Meeting the Moment

By Zoie Valencia, TSN’s Summer 2025 Intern

With each day, more individuals take a courageous stand for the truth and pursue accountability for systemic abuses of power and privilege. In fiscal year 2024, the Securities and Exchange Commission reported a record number of whistleblower tips, while the Department of Justice recorded the highest number of qui tam lawsuits filed in a single year. This trend has carried over into the first half of 2025, as The Signals Network has seen a 289% year-over-year increase in requests received from whistleblowers seeking assistance, with a majority of those requests coming from within the United States.

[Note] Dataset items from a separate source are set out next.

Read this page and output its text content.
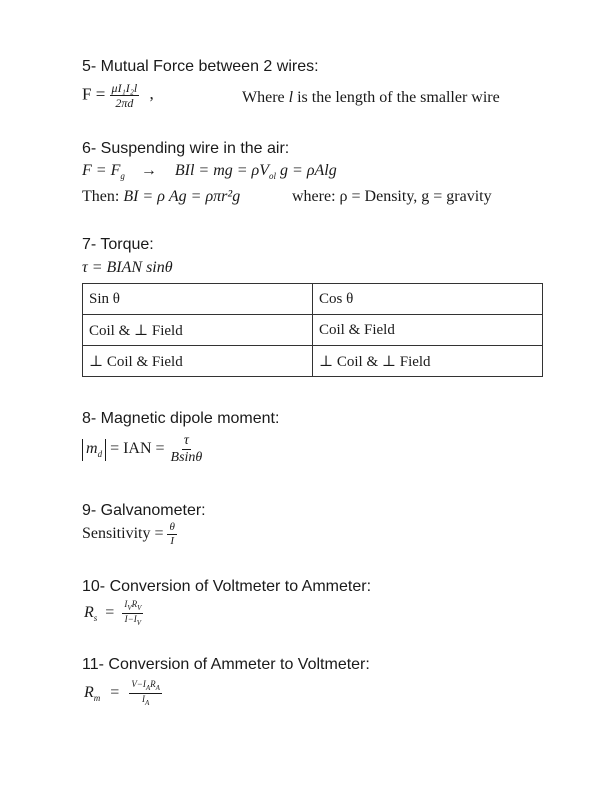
5- Mutual Force between 2 wires:
$F = \frac{\text{μI₁I₂l}}{2\pi d}$ ,	Where l is the length of the smaller wire
6- Suspending wire in the air:
$F = F_g$ → BIl = mg = $\rho V_{ol}$ g = ρAlg
Then: BI = ρ Ag = ρπr²g	where: ρ = Density, g = gravity
7- Torque:
τ = BIAN sinθ
Sin θ	Cos θ
Coil & ⊥ Field	Coil & Field
⊥ Coil & Field	⊥ Coil & ⊥ Field
8- Magnetic dipole moment:
$m_d$ = IAN = $\frac{\tau}{Bsin\theta}$
9- Galvanometer:
Sensitivity = $\frac{\theta}{I}$
10- Conversion of Voltmeter to Ammeter:
$R_s = \frac{I_VR_V}{I-I_V}$
11- Conversion of Ammeter to Voltmeter:
$R_m = \frac{V-I_AR_A}{I_A}$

As this number grows, however, the number of challenges these individuals face do too—a fact that has been most apparent at the government agencies positioned to ensure accountability. In recent months, the Department of Homeland Security has dramatically increased its use of polygraph tests to “search for leaks;” numerous Environmental Protection Agency employees were put on leave after signing a letter critical of current policies; and whistleblower complaints have reportedly gone untouched at the Justice Department inspector general’s office. Meanwhile, the independent oversight mechanisms within these agencies are still recovering from the mass firings that took place earlier this year. It is in this moment that we find ourselves confronted with a disquieting reality: this is a system that is resistant to the truth.

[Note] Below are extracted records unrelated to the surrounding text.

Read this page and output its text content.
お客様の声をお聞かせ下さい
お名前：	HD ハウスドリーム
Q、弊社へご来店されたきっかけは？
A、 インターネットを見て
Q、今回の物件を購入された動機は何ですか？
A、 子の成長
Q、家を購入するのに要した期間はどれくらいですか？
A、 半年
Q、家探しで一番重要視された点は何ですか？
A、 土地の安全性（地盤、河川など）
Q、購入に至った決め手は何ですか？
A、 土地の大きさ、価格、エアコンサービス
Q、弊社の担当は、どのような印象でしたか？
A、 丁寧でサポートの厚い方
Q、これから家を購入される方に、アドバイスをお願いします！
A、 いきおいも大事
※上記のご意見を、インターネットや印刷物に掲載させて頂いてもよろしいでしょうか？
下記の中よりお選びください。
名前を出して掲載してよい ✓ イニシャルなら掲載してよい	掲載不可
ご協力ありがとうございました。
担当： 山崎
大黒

And a system that is resistant to the truth is a system that is not built for accountability.

For whistleblowers, this reality is the ultimate betrayal. Government oversight bodies are marketed as safe havens for information that furthers the public interest. When whistleblowers come forward, at great personal risk, to deliver their revelations to these bodies, they fully expect their information to be used to halt the wrongdoing they witnessed in its tracks. But when these systems fail to address these disclosures, or provide inadequate protections for those that come forward, they alienate those willing to stand for what’s right and decimate the public’s last line of defense from widespread harm from abuses of power.

We are left to wonder if these systems fail, how will whistleblowers adapt? Will they look to other spaces for support in their pursuit of accountability? Attorneys, non-profit organizations like The Signals Network and our partners, community advocates, journalists, and members of the public continue to dedicate their lives to supporting and protecting these individuals and the revelations they share for the public good. This uniquely challenging moment calls for more collaboration than ever before among all those who pursue truth, transparency, and accountability from government and corporate actors alike. Only together can we ensure that whistleblowers who risk everything to keep people safe and informed will not stand alone.